Peu après les deux amies dormaient à la lueur faiblote de la lampe baissée.

II

Onze heures déjà!

Partie dès le matin, l'Embaumée ne revenait pas.

Simone, pleine d'entrain, en jeune fille qui n'a pas peur de mettre les mains à la pâte, prépara le déjeuner, désireuse de se surpasser, songeant que l'Aimé prendrait place près d'elle et qu'ils pourraient s'embrasser à la dérobée, comme deux amoureux, quand la petite ouvrière s'ingénierait à ne pas voir.

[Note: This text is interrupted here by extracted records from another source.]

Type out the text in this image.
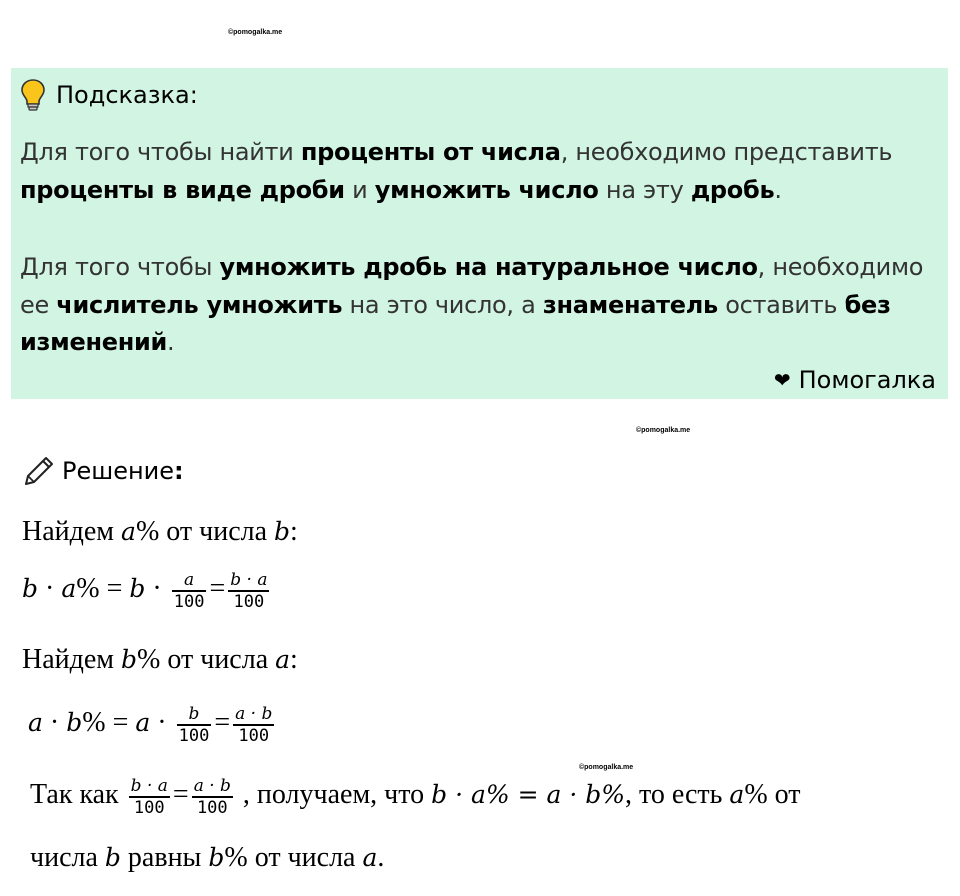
©pomogalka.me
Подсказка:
Для того чтобы найти проценты от числа, необходимо представить проценты в виде дроби и умножить число на эту дробь.
Для того чтобы умножить дробь на натуральное число, необходимо ее числитель умножить на это число, а знаменатель оставить без изменений.
❤ Помогалка
©pomogalka.me
Решение :
Найдем a% от числа b:
$b \cdot a\% = b \cdot \frac{a}{100} = \frac{b \cdot a}{100}$
Найдем b% от числа a:
$a \cdot b\% = a \cdot \frac{b}{100} = \frac{a \cdot b}{100}$
©pomogalka.me
Так как $\frac{b \cdot a}{100} = \frac{a \cdot b}{100}$ , получаем, что b · a% = a · b%, то есть a% от
числа b равны b% от числа a.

La batterie de cuisine de l'Embaumée n'était pas luxueuse: une poêle, une cocotte, une grande poterie jaune vernissée pour cuire le bœuf, un petit plat en émail, douze assiettes dont six creuses et six plates. Ajoutons à cet inventaire le filtre en fer battu et un petit moulin à café si vieux qu'il n'avait presque plus de dents. Les deux fourchettes et les cuillers qui composaient le service de table sortaient de chez Christophle. Les verres à initiales, verres incassables, n'étaient pas en cristal de roche.

Tout cela était rangé sur les planchettes d'un placard mal dissimulé par le papier de tenture défraîchi au contact des mains.

Ce placard contenait encore un fourneau que l'ouvrière glissait sous le manteau de la cheminée aux jours de gala, c'est-à-dire aux jours de cuisine chaude. Le plus souvent, en effet, elle dînait, au retour de l'usine, de quatre de charcuterie assaisonnée de petites rondelles de cornichon.